A partir de 1816, le jeune maître sembla se tourner vers l'opéra seria avec Otello (1816), avec Mosé (1818), avec la Semiramide (1823), opéra brillant, éclatant, orné entre tous, je dirais presque flamboyant.

Le génie de Rossini, progressant chaque jour, était dans toute sa force, lorsque le maître fut appelé à Paris. En arrivant sur le théâtre qui avait vu Glück, Spontini, etc., Rossini devait, non point changer sa manière, mais entrer plus avant dans le genre élevé et expressif qu'il avait inauguré avec Otello, Mosé, Semiramide. Sa première œuvre en France fut Il Viaggio à Reims, opéra de circonstance, pour le couronnement de Charles X; puis, ne voulant pas aborder de front l'Opéra par une partition nouvelle, il refit quelques-uns de ses anciens opéras: Maometto II devint ainsi le Siège de Corinthe en 1826, Mosé in Egitto, Moïse, en 1827. En même temps il reprenait la musique du Viaggio à Reims et en faisait une sorte d'opéra ou d'opéra-comique, sur un vaudeville de Scribe, le Comte Ory (1828). Ce fut l'année suivante que parut le chef-d'œuvre de Rossini, l'opéra qui permet de le placer à côté des plus grands maîtres, Guillaume Tell (3 août 1829). Il faut connaître Bach, Hændel, Glück, Mozart, Alceste, Don Juan, les symphonies de Beethoven; mais il faut aussi connaître les deux premiers actes de Guillaume Tell, si l'on veut comprendre jusqu'à quel point de puissance et d'expression peut arriver le noble art de la musique.

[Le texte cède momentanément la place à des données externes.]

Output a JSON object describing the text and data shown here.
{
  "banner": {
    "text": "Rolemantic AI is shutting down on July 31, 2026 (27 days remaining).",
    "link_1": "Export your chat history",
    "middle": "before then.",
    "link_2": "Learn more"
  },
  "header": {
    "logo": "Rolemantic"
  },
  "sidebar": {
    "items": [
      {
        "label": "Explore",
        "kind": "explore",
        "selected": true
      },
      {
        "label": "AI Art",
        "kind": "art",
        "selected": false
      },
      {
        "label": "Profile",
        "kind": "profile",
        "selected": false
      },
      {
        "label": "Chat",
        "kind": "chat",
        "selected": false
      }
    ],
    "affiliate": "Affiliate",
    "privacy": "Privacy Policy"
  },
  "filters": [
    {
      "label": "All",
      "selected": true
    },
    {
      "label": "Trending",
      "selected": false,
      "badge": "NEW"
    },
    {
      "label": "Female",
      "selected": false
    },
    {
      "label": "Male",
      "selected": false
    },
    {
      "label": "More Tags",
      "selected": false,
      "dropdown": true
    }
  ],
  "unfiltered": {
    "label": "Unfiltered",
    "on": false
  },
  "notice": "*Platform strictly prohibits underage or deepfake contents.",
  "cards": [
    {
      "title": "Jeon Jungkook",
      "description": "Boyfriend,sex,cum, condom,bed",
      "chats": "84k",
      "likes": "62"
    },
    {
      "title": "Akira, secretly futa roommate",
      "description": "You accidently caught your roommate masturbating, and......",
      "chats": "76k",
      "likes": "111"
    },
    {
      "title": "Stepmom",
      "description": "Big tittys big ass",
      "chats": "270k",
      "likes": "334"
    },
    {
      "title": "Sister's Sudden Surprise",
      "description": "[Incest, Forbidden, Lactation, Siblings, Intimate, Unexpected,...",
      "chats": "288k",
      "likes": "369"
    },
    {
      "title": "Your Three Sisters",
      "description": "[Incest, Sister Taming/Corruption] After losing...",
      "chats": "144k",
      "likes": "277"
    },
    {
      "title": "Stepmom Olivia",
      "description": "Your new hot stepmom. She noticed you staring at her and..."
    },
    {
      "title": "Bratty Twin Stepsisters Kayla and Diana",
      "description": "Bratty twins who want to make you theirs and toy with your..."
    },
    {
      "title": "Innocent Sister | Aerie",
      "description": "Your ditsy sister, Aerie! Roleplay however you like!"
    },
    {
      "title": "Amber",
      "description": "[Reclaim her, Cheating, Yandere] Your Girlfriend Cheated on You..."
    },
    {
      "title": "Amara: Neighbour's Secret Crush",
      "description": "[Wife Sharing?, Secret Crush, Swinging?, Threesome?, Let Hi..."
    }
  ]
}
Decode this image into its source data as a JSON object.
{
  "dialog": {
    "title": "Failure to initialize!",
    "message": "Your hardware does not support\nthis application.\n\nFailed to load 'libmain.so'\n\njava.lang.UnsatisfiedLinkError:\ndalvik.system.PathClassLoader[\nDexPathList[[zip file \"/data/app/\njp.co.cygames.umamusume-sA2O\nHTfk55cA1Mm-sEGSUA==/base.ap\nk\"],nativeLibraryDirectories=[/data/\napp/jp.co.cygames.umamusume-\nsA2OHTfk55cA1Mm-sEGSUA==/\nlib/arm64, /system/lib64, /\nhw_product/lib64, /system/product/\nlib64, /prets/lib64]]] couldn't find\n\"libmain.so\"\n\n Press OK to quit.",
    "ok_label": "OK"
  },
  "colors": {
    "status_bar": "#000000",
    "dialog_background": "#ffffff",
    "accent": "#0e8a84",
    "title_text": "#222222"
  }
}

A la fois pittoresque et dramatique, l'ouverture de Guillaume Tell est la seule de Rossini qui réponde véritablement au sujet de l'opéra. Les autres ouvertures du maître ont été longtemps célèbres; ce sont en effet des pages de musique éclatante et sonore; mais à mesure que l'on se familiarise avec les ouvertures de Mozart, de Beethoven, de Weber et des maîtres modernes, les ouvertures rossiniennes, à peu près toutes tracées sur le même plan, avec le crescendo qui les termine, avec leurs longues répétitions de phrases, avec leur orchestration papillotante et vide, paraissent aujourd'hui plus brillantes que réellement belles, plus ornées que véritablement riches. Citons parmi les principales, outre celle du Barbier, qui fut écrite d'abord pour un opéra seria, Élisabeth, celles d'Othello, de la Gazza ladra, de l'Italienne à Alger, pétillante et vive, de Semiramide, tout hérissée de traits, de trilles et de broderies, et celle de la Cenerentola, gracieuse et spirituelle.

FIG. 101.—ROSSINI (GIOACCHINO).

(Pesaro, 1792 † Paris, 1868.)

On a beaucoup parlé de l'influence de Rossini; elle a été immense en effet, et l'auteur du Barbier et de Guillaume Tell a laissé dans la première moitié de ce siècle une trace lumineuse et éblouissante. Mais, faut-il le dire, cette influence a été plus néfaste qu'utile. Rossini a eu des imitateurs et des copistes, il n'a pas eu d'école, et c'est justement l'imitation du maître de Pesaro qui a nui aux œuvres de ses contemporains, surtout en France. Ce qui chez lui était éclat et brio est devenu faux clinquant chez ses successeurs; la recherche de l'effet à tout prix a fait tomber bien des musiciens dans l'exagération du son et du chant. Ne pouvant lui prendre son génie, plus d'un lui a pris ses défauts.

Après Guillaume Tell (1829), Rossini cessa d'écrire, du moins pour le théâtre; car il faut encore compter au premier rang de ses œuvres son Stabat Mater, composition plus dramatique que religieuse, mais qui renferme de belles pages, et sa Messe (1869).